Telstra’s Pacnet, a telecom service provider primarily based in China and Singapore, suffered a breach early last month that may wind up affecting thousands of customers, including Australia’s Federal Police, the continent’s Department of Foreign Affairs and Trade, and other entities.
Telstra, an Australian telecom firm that acquired the company last month, is likely experiencing a bit of buyer’s remorse because when the company announced the breach Wednesday, it claims it occurred just two weeks before it finalized its deal with Pacnet. The company finalized the purchase April 16 for more than $650 million.

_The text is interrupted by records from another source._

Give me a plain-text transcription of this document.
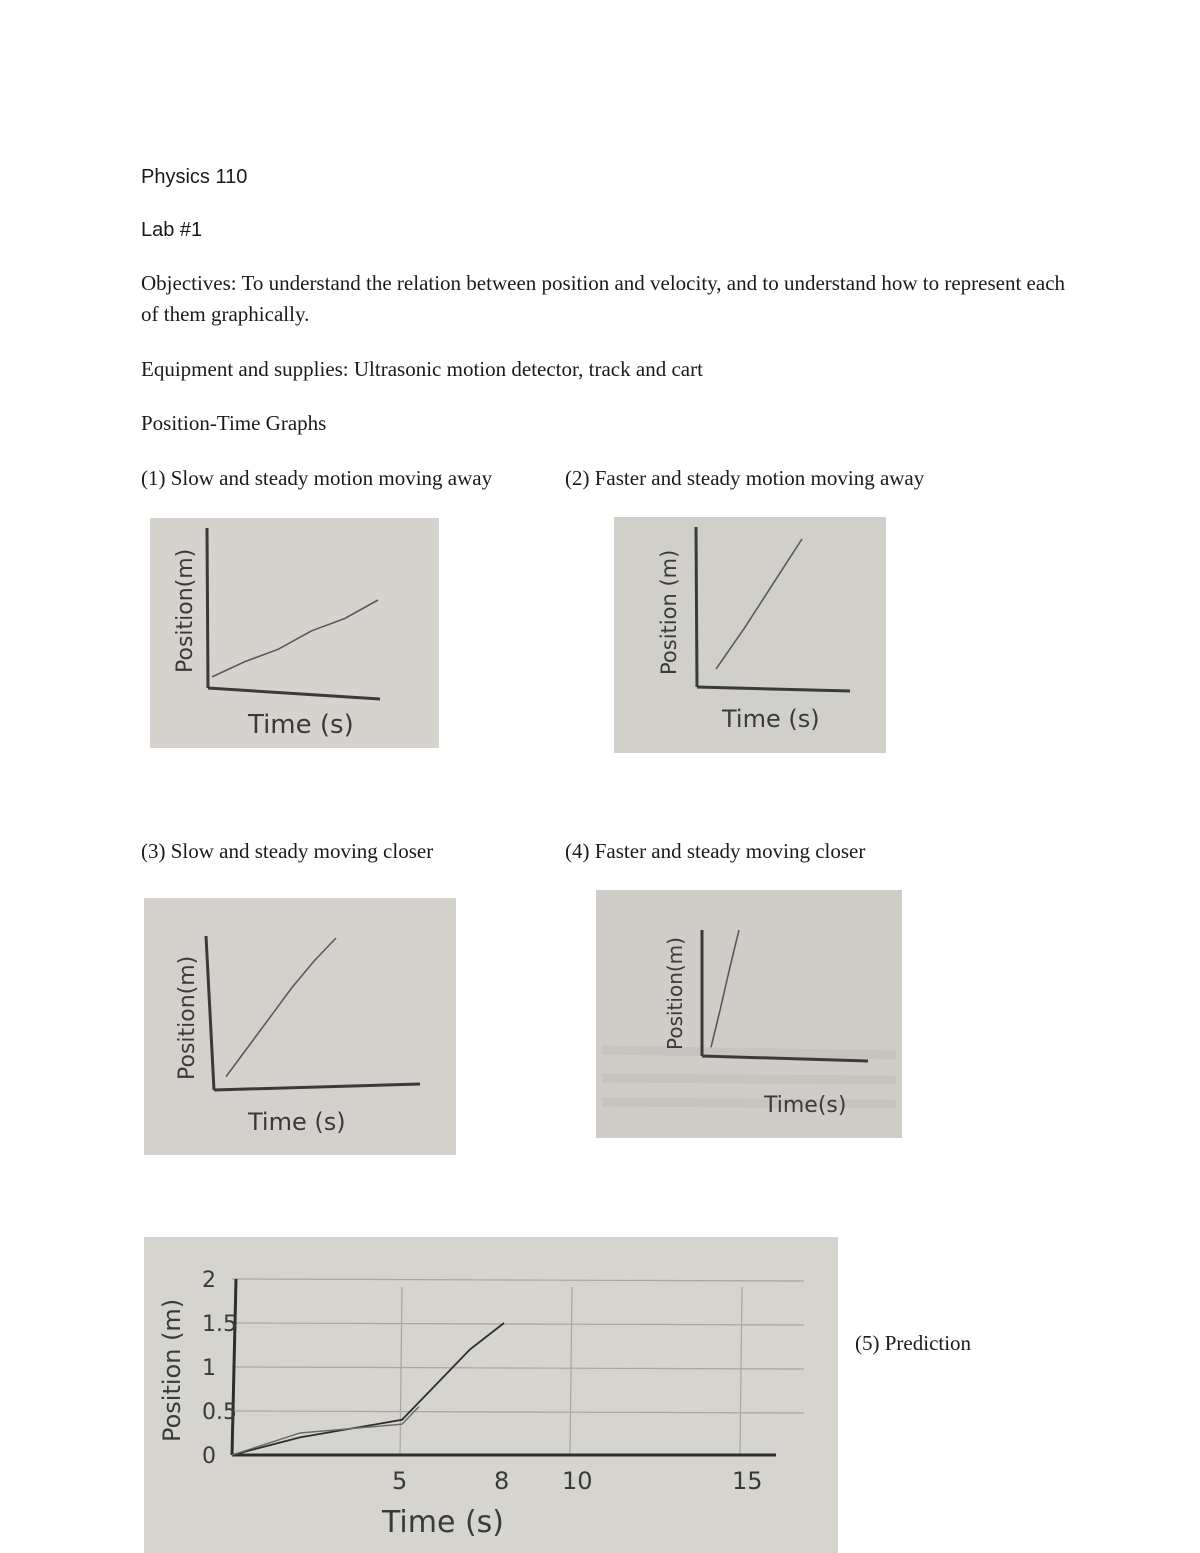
Physics 110
Lab #1
Objectives: To understand the relation between position and velocity, and to understand how to represent each of them graphically.
Equipment and supplies: Ultrasonic motion detector, track and cart
Position-Time Graphs
(1) Slow and steady motion moving away	(2) Faster and steady motion moving away
(3) Slow and steady moving closer	(4) Faster and steady moving closer
(5) Prediction
Time (s)
Position(m)
Time (s)
Position (m)
Time (s)
Position(m)
Time(s)
Position(m)
2
1.5
1
0.5
0
5	8 10	15
Time (s)
Position (m)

According to a statement released by Mike Burgess, the company’s chief information security officer, a third party was able to gain access to the company’s corporate network via a SQL vulnerability. From there they uploaded “malicious software” and stole admin and user credentials.
Pacnet’s corporate network, emails, and other administrative systems in particular, were implicated by the breach.
It’s believed that several Australian government agencies, including the Australian Federal Police and the NSW Government and Austrade at one point ran its systems through Pacnet, which may have opened them up to compromise. Another agency, Australia’s Department of Foreign Affairs and Trade also used the service for global connectivity at one point.
For what it’s worth, Telstra claims it was able to immediately address the vulnerability and remove the malware but admits it doesn’t know who carried out the attacks or why. The company is assuring its customers that Pacnet’s corporate IT network coexists separately from Telstra’s and that it hasn’t spotted any nefarious activity on its own networks.
There’s a chance the breach could hamper the company’s plans for the Asian telecom. The firm previously called Asia an important part of its growth strategy and claimed it was intending on using Pacnet’s existing infrastructure – nearly 30,000 feet of undersea network cable – to bolster its presence in Asia and around the Pacific Rim.
“I feel bad for Telstra, it’s like watching someone get in a car accident right after buying a new car,” Trey Ford, a Global Security Strategist at Rapid7 said Wednesday, “By disclosing the breach, they’re really doing the right thing in terms of transparency — acknowledging a breach is important in protecting relationships.
“Acquisition due diligence from a security standpoint is usually focused on the existence of security controls and compliance programs, and I wouldn’t be surprised if we start seeing more focused incident detection exercises before purchase.”